Anyone been here? I went on mon and it was simply a garage that is let out to the shop owner. it wasnt open but was speaking to the neighbours and they said he isnt there often?
was just after some food and a look around as i was down that way!?!


----------



## Mbar (Aug 12, 2007)

Sounds like Arfur Daley Enterprises


----------



## t-bo (Jan 26, 2005)

We have one like that in Southampton.. run out of a shed built on the side of his house 

(if he still runs it)


----------



## Leo-Lover (Nov 29, 2007)

You are on about Reptile Connection aren't you? 

We popped there one day as we saw the address on the forum and thought we would have a look round and it took ages to find and was all shut up. :bash:

Was on a street full of houses and the only reason we knew it was there was a little sign by the front door.

Was a bit of a trek for us from Portsmouth and I had 3 disappointed kids expecting to see some reps.


----------



## Art_Gecko101 (May 6, 2006)

it does (or did) say on the website that you have to arrange a look round in advance....


----------



## ukgeckos (Apr 11, 2007)

only went on website for address and just looked at it now!! Duh!?!


----------



## beddzyboy (Nov 21, 2007)

ukgeckos said:


> Anyone been here? I went on mon and it was simply a garage that is let out to the shop owner. it wasnt open but was speaking to the neighbours and they said he isnt there often?
> was just after some food and a look around as i was down that way!?!

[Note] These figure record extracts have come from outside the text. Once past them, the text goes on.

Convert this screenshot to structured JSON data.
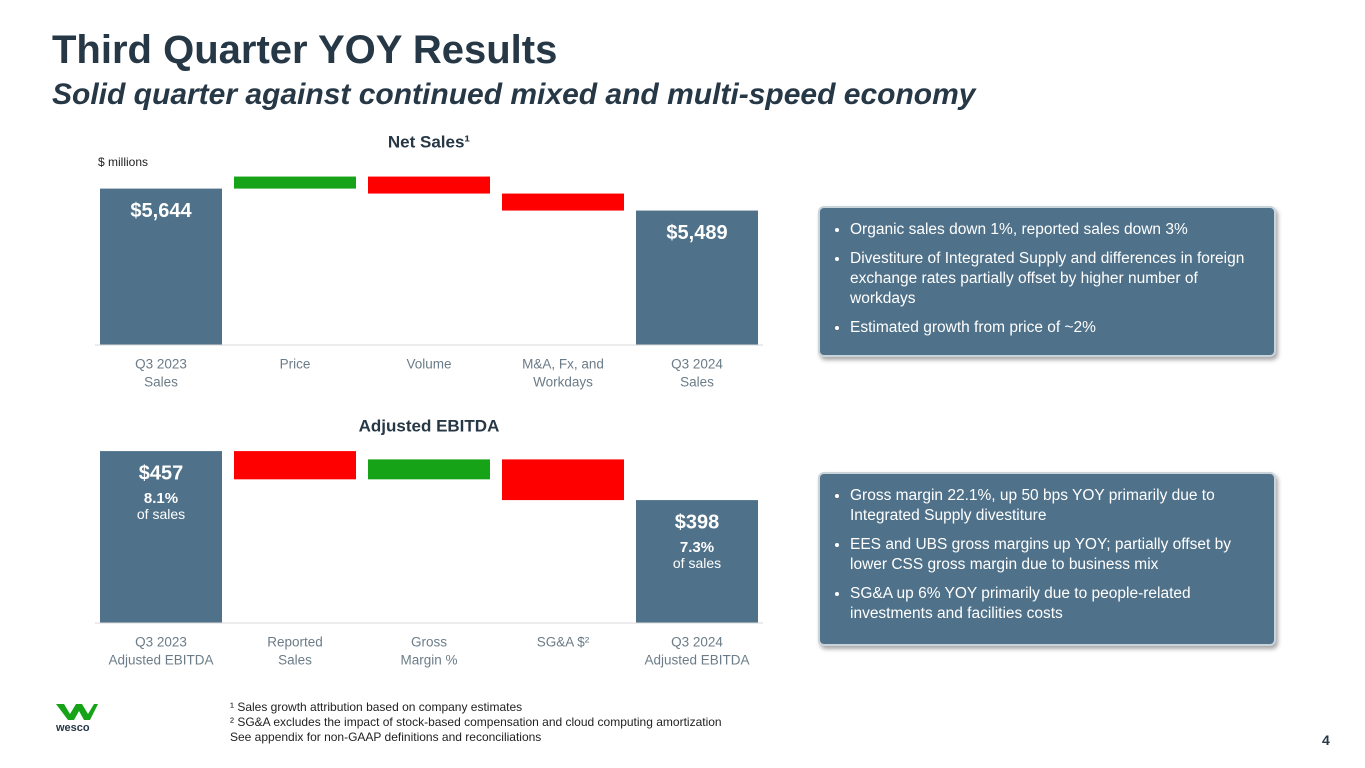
{
  "header": {
    "title": "Third Quarter YOY Results",
    "subtitle": "Solid quarter against continued mixed and multi-speed economy"
  },
  "chart_data": [
    {
      "type": "waterfall",
      "title": "Net Sales¹",
      "y_axis_label": "$ millions",
      "categories": [
        [
          "Q3 2023",
          "Sales"
        ],
        [
          "Price"
        ],
        [
          "Volume"
        ],
        [
          "M&A, Fx, and",
          "Workdays"
        ],
        [
          "Q3 2024",
          "Sales"
        ]
      ],
      "values": [
        5644,
        85,
        -120,
        -120,
        5489
      ],
      "value_labels": [
        "$5,644",
        null,
        null,
        null,
        "$5,489"
      ],
      "ylim": [
        4540,
        5740
      ],
      "total_color": "#4f7189",
      "increase_color": "#17a317",
      "decrease_color": "#ff0000"
    },
    {
      "type": "waterfall",
      "title": "Adjusted EBITDA",
      "categories": [
        [
          "Q3 2023",
          "Adjusted EBITDA"
        ],
        [
          "Reported",
          "Sales"
        ],
        [
          "Gross",
          "Margin %"
        ],
        [
          "SG&A $²"
        ],
        [
          "Q3 2024",
          "Adjusted EBITDA"
        ]
      ],
      "values": [
        457,
        -34,
        24,
        -49,
        398
      ],
      "value_labels": [
        "$457",
        null,
        null,
        null,
        "$398"
      ],
      "margin_labels": [
        "8.1%",
        null,
        null,
        null,
        "7.3%"
      ],
      "margin_note": "of sales",
      "ylim": [
        250,
        460
      ],
      "total_color": "#4f7189",
      "increase_color": "#17a317",
      "decrease_color": "#ff0000"
    }
  ],
  "callouts": [
    {
      "bullets": [
        "Organic sales down 1%, reported sales down 3%",
        "Divestiture of Integrated Supply and differences in foreign exchange rates partially offset by higher number of workdays",
        "Estimated growth from price of ~2%"
      ]
    },
    {
      "bullets": [
        "Gross margin 22.1%, up 50 bps YOY primarily due to Integrated Supply divestiture",
        "EES and UBS gross margins up YOY; partially offset by lower CSS gross margin due to business mix",
        "SG&A up 6% YOY primarily due to people-related investments and facilities costs"
      ]
    }
  ],
  "footnotes": [
    "¹ Sales growth attribution based on company estimates",
    "² SG&A excludes the impact of stock-based compensation and cloud computing amortization",
    "See appendix for non-GAAP definitions and reconciliations"
  ],
  "logo": "wesco",
  "page_number": "4"
}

hi yes i ahve been there and recently perchased a baby boa.he only opens part time during the week but all day on sat and sunday. it is run by a family who are very helpfull and good at what they do i sugest u ring him because he can open in the week on request


----------



## ukgeckos (Apr 11, 2007)

i went back down on a weekend, was impressed by the variety of animals and dry goods! couldnt pay on card there yet but there sorting that!
was a nice shop


----------



## emmzy (Jan 24, 2007)

if its the same exmouth reptiles i bought a chameleon online from them a few years ago and the guy jason was very lovely and helpful and when Clive died i emailed him and he was as upset as i was!


----------



## cranky (May 26, 2008)

Exmouth reptiles is my local reptile shop. 

They are supper helpful in there, I've spoken to them before & they want to open a full time bussines in a shop premisess in the town centre. I can't wait until they do/if they do. 

They're the sort of place that can recomend local vets that are good with certain reptiles or amphibians, and nothings to much trouble.

So if your in the area ( on the weekend ) pop in & have a look!

p.s. I should get commission!


----------



## SSamm (Mar 9, 2006)

Old thread but thught id bump it.

Im friends with Richard (owner)

Alot of his stock is very nice, i did my work experiance there.

I would reccommend him if your down there. hes in all day saterday and sunday. but during the week you have to ring him


----------